Holiday’s production has nosedived across the board (points, assists, field goal percentage, plus/minus). Given his low trade value, Pritchard will struggle to find a suitor and instead kick the tyres along the road to free agency. Contract uncertainty also involves Doug McDermott and T.J. McConnell as both are expiring in the summer. McDermott is shooting 37% from three for the season and given the contracts shooters have received in recent years (Bertans 5 years $80 million), McDermott will no doubt look to receive a significant pay day.

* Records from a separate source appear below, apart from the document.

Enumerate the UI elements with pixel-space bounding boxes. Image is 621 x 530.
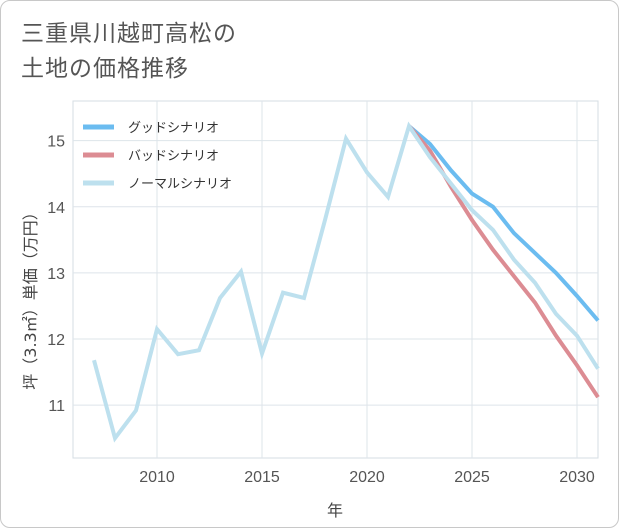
- x-tick-label-2020: 2020: [349, 469, 385, 486]
- y-axis-title: 坪（3.3㎡）単価（万円）: [21, 204, 40, 389]
- series-lines: [92, 121, 600, 443]
- legend-label-1: バッドシナリオ: [128, 149, 219, 164]
- gridlines: [73, 101, 598, 458]
- axis-ticks: 2010 2015 2020 2025 2030 11 12 13 14 15: [47, 134, 595, 486]
- x-tick-label-2030: 2030: [559, 469, 595, 486]
- x-tick-label-2025: 2025: [454, 469, 490, 486]
- series-line-2: [92, 121, 600, 443]
- series-line-0: [407, 124, 600, 322]
- x-axis-title: 年: [327, 501, 343, 520]
- y-tick-label-12: 12: [47, 332, 65, 349]
- legend-label-2: ノーマルシナリオ: [128, 177, 232, 192]
- x-tick-label-2015: 2015: [244, 469, 280, 486]
- y-tick-label-15: 15: [47, 134, 65, 151]
- plot-area: [72, 100, 599, 459]
- y-tick-label-11: 11: [48, 398, 65, 415]
- y-tick-label-14: 14: [47, 200, 65, 217]
- x-tick-label-2010: 2010: [139, 469, 175, 486]
- y-tick-label-13: 13: [47, 266, 65, 283]
- chart-title: 三重県川越町高松の 土地の価格推移: [21, 21, 237, 82]
- legend-label-0: グッドシナリオ: [128, 121, 219, 136]
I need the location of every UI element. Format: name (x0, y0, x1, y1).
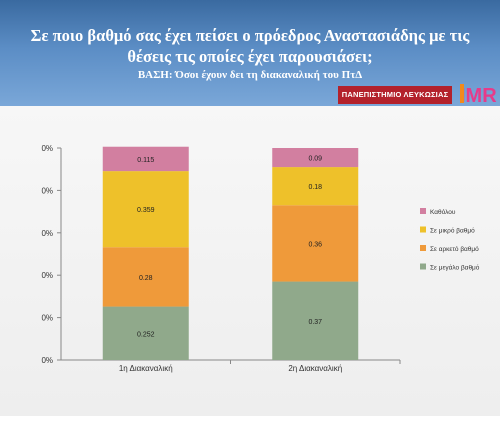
legend-label: Σε μεγάλο βαθμό (430, 264, 480, 272)
y-tick-label: 0% (41, 144, 53, 153)
data-label: 0.09 (308, 156, 322, 163)
bar-segment (102, 306, 189, 360)
bar-segment (272, 148, 359, 168)
bar-segment (102, 171, 189, 248)
y-tick-label: 0% (41, 271, 53, 280)
imr-logo-bar (460, 84, 464, 103)
data-label: 0.37 (308, 319, 322, 326)
bar-segment (272, 281, 359, 360)
legend-swatch (420, 245, 426, 251)
imr-logo-text: IMR (460, 85, 497, 106)
x-tick-label: 2η Διακαναλική (288, 364, 342, 373)
data-label: 0.18 (308, 184, 322, 191)
data-label: 0.36 (308, 241, 322, 248)
x-tick-label: 1η Διακαναλική (119, 364, 173, 373)
y-tick-label: 0% (41, 314, 53, 323)
stacked-bar-chart: 0% 0% 0% 0% 0% 0% 0.252 0.28 0.359 0.115 1η Διακαν… (41, 144, 480, 373)
data-label: 0.28 (139, 275, 153, 282)
legend-swatch (420, 263, 426, 270)
data-label: 0.359 (137, 207, 155, 214)
legend-label: Καθόλου (430, 208, 456, 216)
legend-label: Σε αρκετό βαθμό (430, 245, 479, 253)
y-tick-label: 0% (41, 229, 53, 238)
y-tick-label: 0% (41, 186, 53, 195)
data-label: 0.252 (137, 331, 155, 338)
legend-swatch (420, 226, 426, 233)
bar-segment (272, 167, 359, 206)
page-subtitle: ΒΑΣΗ: Όσοι έχουν δει τη διακαναλική του … (137, 69, 363, 81)
chart-area: 0% 0% 0% 0% 0% 0% 0.252 0.28 0.359 0.115 1η Διακαν… (0, 106, 500, 416)
legend-label: Σε μικρό βαθμό (430, 227, 475, 235)
university-logo: ΠΑΝΕΠΙΣΤΗΜΙΟ ΛΕΥΚΩΣΙΑΣ (338, 86, 452, 104)
bar-segment (272, 205, 359, 282)
header-banner: Σε ποιο βαθμό σας έχει πείσει ο πρόεδρος… (0, 0, 500, 106)
data-label: 0.115 (137, 157, 154, 164)
y-tick-label: 0% (41, 356, 53, 365)
legend-swatch (420, 208, 426, 214)
bar-segment (102, 146, 189, 172)
bar-segment (102, 247, 189, 307)
imr-logo: IMR (460, 84, 497, 106)
page-title: Σε ποιο βαθμό σας έχει πείσει ο πρόεδρος… (30, 26, 470, 66)
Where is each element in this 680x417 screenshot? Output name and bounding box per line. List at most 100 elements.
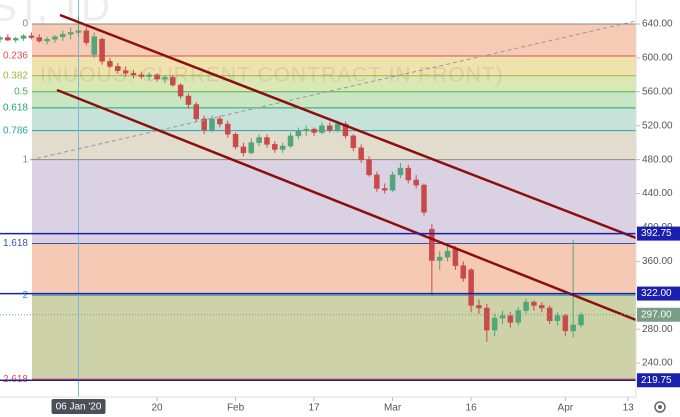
candle-body [499, 315, 506, 319]
candle-body [28, 35, 35, 38]
candle-body [366, 159, 372, 176]
candle-body [217, 118, 223, 125]
symbol-watermark: ST, 1D [0, 0, 110, 30]
x-tick-label: Feb [227, 403, 245, 414]
y-tick-label: 560.00 [642, 86, 673, 97]
x-tick-label: 20 [151, 403, 163, 414]
y-tick-label: 640.00 [642, 19, 673, 30]
last-price-label: 297.00 [641, 309, 672, 320]
fib-label: 0.236 [3, 51, 28, 62]
candle-body [224, 123, 231, 135]
candle-body [562, 315, 569, 332]
candle-body [60, 33, 66, 37]
y-tick-label: 240.00 [642, 358, 673, 369]
candle-body [248, 142, 255, 154]
candle-body [295, 130, 302, 137]
candle-body [452, 248, 459, 266]
candle-body [476, 305, 482, 309]
candle-body [578, 314, 584, 326]
channel-lower [56, 88, 636, 322]
y-tick-label: 440.00 [642, 188, 673, 199]
candle-body [138, 74, 145, 77]
candle-body [162, 77, 168, 80]
fib-label: 0.618 [3, 102, 28, 113]
candle-body [358, 147, 364, 160]
fib-label: 2.618 [3, 374, 28, 385]
level-label-box [637, 226, 680, 241]
candle-body [107, 61, 113, 67]
level-label-box [637, 373, 680, 388]
y-tick-label: 360.00 [642, 256, 673, 267]
candle-body [154, 74, 160, 80]
candle-body [52, 36, 58, 40]
candle-body [570, 324, 576, 332]
gear[interactable] [654, 401, 666, 413]
y-tick-label: 520.00 [642, 120, 673, 131]
candle-body [99, 39, 105, 62]
gear-hub[interactable] [658, 405, 662, 409]
candle-body [436, 256, 443, 261]
candle-body [319, 125, 325, 133]
x-tick-label: 17 [309, 403, 321, 414]
candle-body [36, 37, 43, 42]
level-label: 322.00 [641, 288, 672, 299]
fib-label: 0.382 [3, 70, 28, 81]
candle-body [115, 66, 121, 71]
fib-label: 0 [22, 19, 28, 30]
fib-band [32, 23, 636, 57]
candle-body [177, 84, 184, 97]
level-label-box [637, 286, 680, 301]
fib-label: 0.786 [3, 125, 28, 136]
fib-band [32, 130, 636, 160]
y-tick-label: 600.00 [642, 53, 673, 64]
y-tick-label: 280.00 [642, 324, 673, 335]
settings-icon[interactable] [654, 401, 666, 413]
candle-body [554, 315, 561, 321]
candle-body [5, 37, 11, 41]
fib-label: 0.5 [14, 86, 28, 97]
x-tick-label: 16 [466, 403, 478, 414]
candle-body [429, 228, 435, 261]
candle-body [515, 310, 521, 323]
candle-body [539, 305, 545, 309]
candle-body [240, 146, 247, 154]
candle-body [12, 38, 19, 41]
x-tick-label: Mar [384, 403, 402, 414]
trend-line [29, 20, 636, 161]
candle-body [381, 188, 388, 191]
candle-body [122, 70, 129, 74]
last-price-box [637, 307, 680, 322]
candle-body [491, 317, 498, 331]
fib-label: 2 [22, 290, 28, 301]
candle-body [444, 250, 451, 258]
fib-band [32, 295, 636, 380]
channel-upper [59, 13, 636, 240]
candle-body [421, 184, 427, 213]
candle-body [460, 265, 467, 279]
fib-band [32, 107, 636, 131]
level-label: 392.75 [641, 228, 672, 239]
candle-body [523, 301, 529, 311]
candle-body [303, 128, 309, 132]
candle-body [146, 74, 152, 77]
fib-label: 1.618 [3, 238, 28, 249]
candle-body [389, 174, 396, 191]
candle-body [91, 36, 97, 55]
level-label: 219.75 [641, 375, 672, 386]
candle-body [185, 95, 192, 105]
y-tick-label: 480.00 [642, 154, 673, 165]
fib-label: 1 [22, 154, 28, 165]
watermark: INUOUS: CURRENT CONTRACT IN FRONT) [40, 64, 504, 87]
candle-body [287, 135, 294, 147]
candle-body [75, 30, 82, 33]
candle-body [201, 118, 207, 131]
candle-body [169, 77, 176, 86]
candle-body [350, 135, 357, 149]
candle-body [413, 179, 419, 186]
fib-band [32, 56, 636, 76]
crosshair-label-box [51, 399, 106, 414]
crosshair-label: 06 Jan '20 [56, 402, 102, 413]
x-tick-label: 13 [623, 403, 635, 414]
fib-band [32, 91, 636, 108]
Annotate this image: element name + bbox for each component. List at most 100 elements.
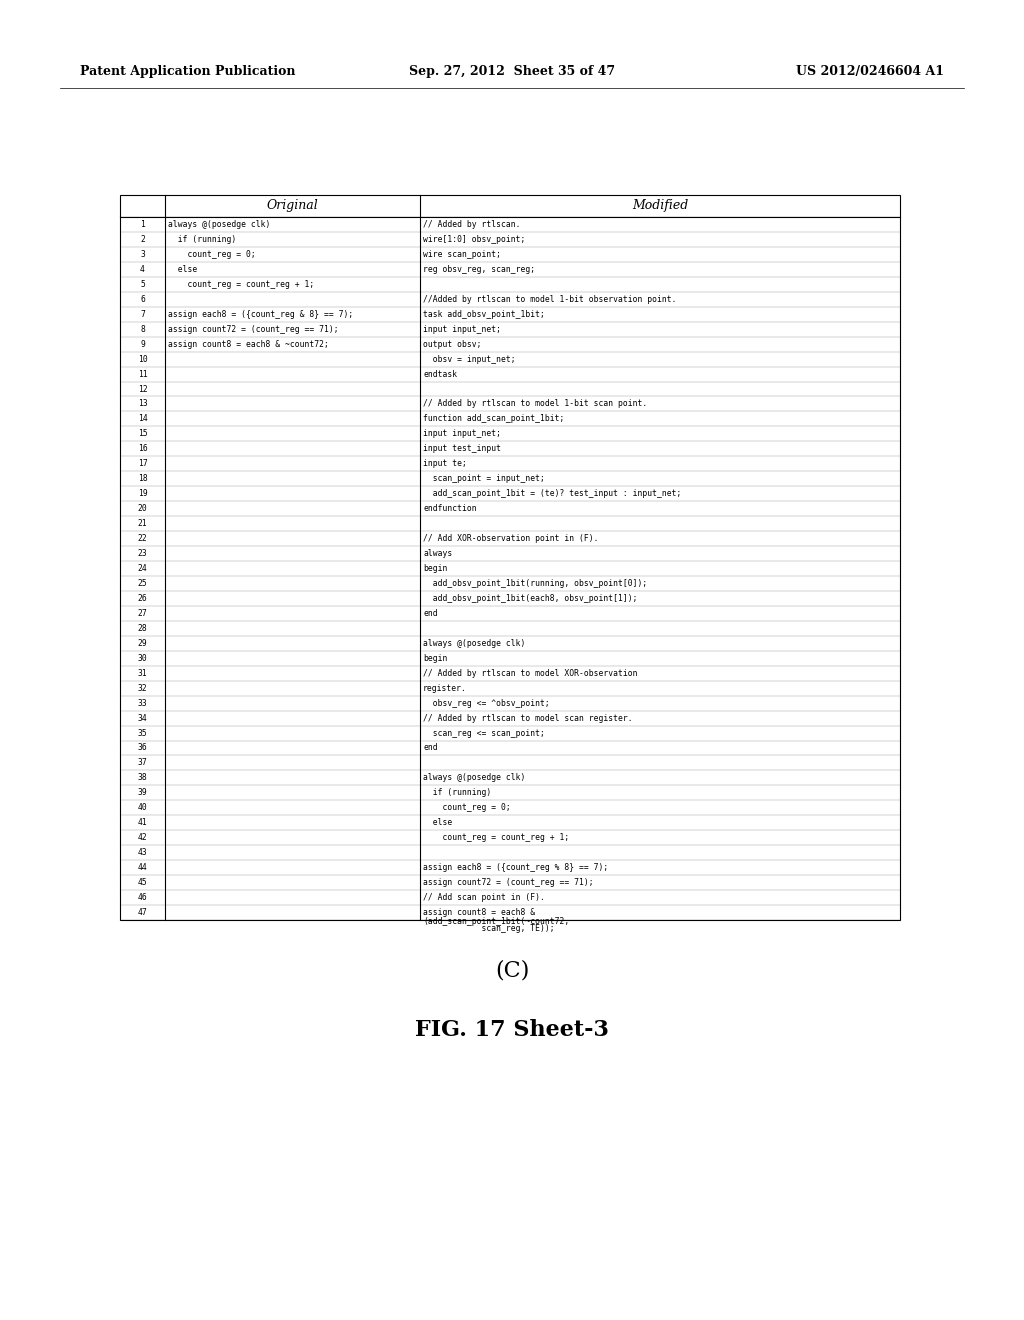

McConnell should be the player Indiana prioritises among expiring contracted players. The former Sixer is the spark plug off the bench, a steal machine and should be a contender for NBA Sixth Man of the Year award. His performance earlier this month against the Cavs was history making as McConnell recorded 9 steals in the first half alone.

Signs of positivity

Sunday’s win vs an in-form Miami Heat side should give Bjorkgren and his men some much needed confidence.

Not only did the Pacers beat the Miami twice in succession, they also won 7 of 8 quarters played. Their play was fluid and free flowing, almost unrecognisable from the team swept by Miami in last year’s playoffs. Sabonis (who was unavailable during the playoffs) drew double teams on Sunday, leaving for LeVert and Brogdon time and space to deliver when called upon.

The Indiana Pacers look destined for a play-in game and possibly a playoff showdown against one of either Bucks, Nets or Sixers.

Although it may look daunting, the Pacers cohesiveness might be their calling card against the elite as they look to be a competitive playoff team once again.